GROUP BY groups rows by column values
Getting the summary statistics across all countries and years at the same time may be a bit silly. What if we wanted to see these metrics grouped by country, or year?
This is - of course - a job for group by. For example, let's work out the minimum, average, and maximum life expectancy in each year of the data:
(
reformatted
%>% filter( !is.na( life_expectancy ))
%>% group_by( year ) # <- this is the only new operation!
%>% summarise(
min_life_expectancy = min( life_expectancy ),
average_life_expectancy = mean( life_expectancy ),
max_life_expectancy = max( life_expectancy ),
number_of_rows = n()
)
)
Have a look at the result. You should see that there is now one row per year (but no seperate countries).
Cool! Let's plot it:
(
ggplot(
data = (
reformatted
%>% filter( !is.na( life_expectancy ))
%>% group_by( year )
%>% summarise(
min_life_expectancy = min( life_expectancy ),
average_life_expectancy = mean( life_expectancy ),
max_life_expectancy = max( life_expectancy ),
number_of_rows = n()
)
)
)
+ geom_ribbon(
aes( x = year, y = average_life_expectancy, ymin = min_life_expectancy, ymax = max_life_expectancy ),
fill = 'grey80',
colour = 'black'
)
+ geom_line( aes( x = year, y = average_life_expectancy ), linewidth = 2)
+ theme_minimal()
+ ylab( "Life expectancy\n(min/mean/max)" )
)
This combination of group by and summarise is very powerful. Here are some challenge questions to see if you have got the hang of it:
Easy question: can you compute average (or median) life expectancy per country - averaging over years?
Harder question: you can also group by two things at once. Can you repeat the plot above but with the line having different colours for developed and developing countries?

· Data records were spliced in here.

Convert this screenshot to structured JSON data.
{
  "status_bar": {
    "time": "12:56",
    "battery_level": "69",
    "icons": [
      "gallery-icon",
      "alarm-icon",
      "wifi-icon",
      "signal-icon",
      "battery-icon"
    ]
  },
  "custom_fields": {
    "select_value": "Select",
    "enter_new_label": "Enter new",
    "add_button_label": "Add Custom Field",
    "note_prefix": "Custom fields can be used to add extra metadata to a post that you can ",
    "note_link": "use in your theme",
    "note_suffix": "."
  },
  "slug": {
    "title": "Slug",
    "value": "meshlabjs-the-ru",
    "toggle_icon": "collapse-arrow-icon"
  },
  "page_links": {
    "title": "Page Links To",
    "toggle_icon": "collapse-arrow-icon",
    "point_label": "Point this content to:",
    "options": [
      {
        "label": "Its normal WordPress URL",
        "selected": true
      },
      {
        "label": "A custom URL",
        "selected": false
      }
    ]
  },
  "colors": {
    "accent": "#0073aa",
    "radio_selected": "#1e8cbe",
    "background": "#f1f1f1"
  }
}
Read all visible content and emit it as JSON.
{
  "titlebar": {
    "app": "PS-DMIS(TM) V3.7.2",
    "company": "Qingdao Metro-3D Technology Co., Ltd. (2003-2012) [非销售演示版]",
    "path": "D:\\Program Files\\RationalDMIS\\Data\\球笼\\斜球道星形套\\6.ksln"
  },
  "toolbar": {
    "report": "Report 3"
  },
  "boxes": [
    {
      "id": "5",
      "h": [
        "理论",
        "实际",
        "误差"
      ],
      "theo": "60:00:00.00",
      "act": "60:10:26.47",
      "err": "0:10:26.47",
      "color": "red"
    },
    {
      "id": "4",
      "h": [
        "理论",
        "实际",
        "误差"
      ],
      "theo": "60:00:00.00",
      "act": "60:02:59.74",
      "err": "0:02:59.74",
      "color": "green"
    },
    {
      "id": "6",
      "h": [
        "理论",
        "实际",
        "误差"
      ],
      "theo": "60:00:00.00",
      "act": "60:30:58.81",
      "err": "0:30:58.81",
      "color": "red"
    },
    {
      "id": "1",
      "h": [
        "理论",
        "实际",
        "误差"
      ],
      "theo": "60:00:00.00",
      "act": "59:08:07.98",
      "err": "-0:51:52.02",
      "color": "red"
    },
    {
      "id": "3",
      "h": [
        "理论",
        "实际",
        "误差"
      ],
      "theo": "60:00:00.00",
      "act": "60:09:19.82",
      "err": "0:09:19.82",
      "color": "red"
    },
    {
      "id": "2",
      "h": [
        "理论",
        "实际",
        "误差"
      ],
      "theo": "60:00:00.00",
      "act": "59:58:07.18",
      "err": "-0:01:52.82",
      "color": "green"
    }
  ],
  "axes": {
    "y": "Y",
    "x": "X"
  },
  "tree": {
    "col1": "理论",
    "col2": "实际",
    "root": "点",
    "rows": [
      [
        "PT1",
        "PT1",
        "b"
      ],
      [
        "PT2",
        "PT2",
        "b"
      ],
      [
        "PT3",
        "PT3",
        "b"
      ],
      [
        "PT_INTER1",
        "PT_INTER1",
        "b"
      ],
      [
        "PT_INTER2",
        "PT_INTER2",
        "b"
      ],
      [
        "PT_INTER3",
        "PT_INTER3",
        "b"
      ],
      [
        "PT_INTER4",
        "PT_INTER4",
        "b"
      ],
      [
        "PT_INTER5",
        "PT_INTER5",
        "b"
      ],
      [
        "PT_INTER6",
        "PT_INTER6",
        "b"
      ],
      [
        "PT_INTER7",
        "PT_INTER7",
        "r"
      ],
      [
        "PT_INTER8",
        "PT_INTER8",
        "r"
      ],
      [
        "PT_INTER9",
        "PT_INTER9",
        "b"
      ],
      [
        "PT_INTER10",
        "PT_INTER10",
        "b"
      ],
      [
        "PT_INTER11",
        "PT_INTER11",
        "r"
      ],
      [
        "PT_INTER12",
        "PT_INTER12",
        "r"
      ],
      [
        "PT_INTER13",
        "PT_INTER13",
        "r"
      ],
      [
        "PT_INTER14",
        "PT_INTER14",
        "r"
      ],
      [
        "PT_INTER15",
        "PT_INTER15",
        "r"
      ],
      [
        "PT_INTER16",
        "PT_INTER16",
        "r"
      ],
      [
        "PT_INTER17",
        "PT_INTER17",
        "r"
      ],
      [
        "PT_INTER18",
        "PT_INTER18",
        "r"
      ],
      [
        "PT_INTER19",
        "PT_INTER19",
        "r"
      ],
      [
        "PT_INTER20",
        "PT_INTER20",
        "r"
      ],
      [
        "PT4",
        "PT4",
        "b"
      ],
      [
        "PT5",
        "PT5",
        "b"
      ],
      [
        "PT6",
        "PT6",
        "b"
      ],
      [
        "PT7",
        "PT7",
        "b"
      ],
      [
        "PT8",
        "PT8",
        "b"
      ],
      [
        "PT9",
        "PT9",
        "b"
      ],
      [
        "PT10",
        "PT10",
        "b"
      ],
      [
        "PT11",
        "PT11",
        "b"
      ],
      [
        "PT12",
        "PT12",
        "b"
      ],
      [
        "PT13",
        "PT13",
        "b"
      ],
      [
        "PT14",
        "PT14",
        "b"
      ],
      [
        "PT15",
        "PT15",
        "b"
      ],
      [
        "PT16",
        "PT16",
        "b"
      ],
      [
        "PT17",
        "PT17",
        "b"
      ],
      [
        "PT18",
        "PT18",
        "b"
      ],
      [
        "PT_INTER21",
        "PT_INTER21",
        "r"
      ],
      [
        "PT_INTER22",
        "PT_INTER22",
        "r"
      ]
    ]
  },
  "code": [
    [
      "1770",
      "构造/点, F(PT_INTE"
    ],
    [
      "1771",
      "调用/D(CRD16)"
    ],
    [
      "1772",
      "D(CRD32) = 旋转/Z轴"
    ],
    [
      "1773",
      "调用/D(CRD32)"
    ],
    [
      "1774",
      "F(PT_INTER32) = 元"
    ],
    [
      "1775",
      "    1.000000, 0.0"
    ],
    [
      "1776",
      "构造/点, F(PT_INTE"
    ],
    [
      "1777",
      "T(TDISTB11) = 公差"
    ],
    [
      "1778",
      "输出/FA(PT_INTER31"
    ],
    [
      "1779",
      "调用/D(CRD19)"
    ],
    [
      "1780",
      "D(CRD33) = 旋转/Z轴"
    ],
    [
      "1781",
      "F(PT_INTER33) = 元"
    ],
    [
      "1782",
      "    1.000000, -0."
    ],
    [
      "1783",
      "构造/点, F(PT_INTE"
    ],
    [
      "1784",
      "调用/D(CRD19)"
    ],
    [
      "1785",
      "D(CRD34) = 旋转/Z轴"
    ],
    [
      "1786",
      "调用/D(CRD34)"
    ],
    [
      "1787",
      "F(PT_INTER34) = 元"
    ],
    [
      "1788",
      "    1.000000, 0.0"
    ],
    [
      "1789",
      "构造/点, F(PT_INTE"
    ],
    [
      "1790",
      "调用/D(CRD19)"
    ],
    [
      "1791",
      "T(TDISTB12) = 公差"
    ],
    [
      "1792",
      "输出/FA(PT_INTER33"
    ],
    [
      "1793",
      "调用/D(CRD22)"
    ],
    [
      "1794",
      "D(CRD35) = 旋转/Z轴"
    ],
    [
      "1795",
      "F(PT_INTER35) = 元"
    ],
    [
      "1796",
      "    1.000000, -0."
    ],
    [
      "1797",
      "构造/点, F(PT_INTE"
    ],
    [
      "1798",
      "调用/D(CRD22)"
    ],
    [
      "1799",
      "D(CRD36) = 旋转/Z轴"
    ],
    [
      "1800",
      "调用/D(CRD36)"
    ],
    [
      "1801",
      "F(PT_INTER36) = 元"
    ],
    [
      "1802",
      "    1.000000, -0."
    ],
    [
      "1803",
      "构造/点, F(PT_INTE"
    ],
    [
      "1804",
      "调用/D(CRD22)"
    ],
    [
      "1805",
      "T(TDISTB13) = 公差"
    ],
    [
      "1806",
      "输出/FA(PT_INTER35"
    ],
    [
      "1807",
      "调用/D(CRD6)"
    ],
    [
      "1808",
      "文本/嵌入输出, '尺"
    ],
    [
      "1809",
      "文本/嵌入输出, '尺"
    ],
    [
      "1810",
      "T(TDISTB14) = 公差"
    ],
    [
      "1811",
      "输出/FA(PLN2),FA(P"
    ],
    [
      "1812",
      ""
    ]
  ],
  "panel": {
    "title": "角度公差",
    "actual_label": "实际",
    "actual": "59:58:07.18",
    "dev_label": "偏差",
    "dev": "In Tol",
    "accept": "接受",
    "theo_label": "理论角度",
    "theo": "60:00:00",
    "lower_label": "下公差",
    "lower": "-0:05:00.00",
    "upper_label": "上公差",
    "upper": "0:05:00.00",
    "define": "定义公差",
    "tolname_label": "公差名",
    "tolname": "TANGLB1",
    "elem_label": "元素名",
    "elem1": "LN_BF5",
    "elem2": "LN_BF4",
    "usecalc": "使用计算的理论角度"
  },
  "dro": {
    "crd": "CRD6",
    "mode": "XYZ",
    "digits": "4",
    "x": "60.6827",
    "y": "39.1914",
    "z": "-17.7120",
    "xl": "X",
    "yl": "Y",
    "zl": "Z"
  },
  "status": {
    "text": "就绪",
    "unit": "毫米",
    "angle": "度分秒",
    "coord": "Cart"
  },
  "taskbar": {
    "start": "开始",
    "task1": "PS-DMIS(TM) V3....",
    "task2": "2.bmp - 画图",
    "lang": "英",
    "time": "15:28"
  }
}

Another question: You can also of course summarise multiple variables at once. Can you plot under-five mortality against life expectancy, taking an average over the years?
Hints.
You can use
group_by( year, status )to group the data by both year and status.You'll also have to add the
statusvariable into theggplot()command to tell it to colour by this. They go inside thoseaes()commands, likeaes( ..., colour = status ). (aesis short for 'aesthetic mapping', which means a mapping from data variables to visual aspects of the plot.)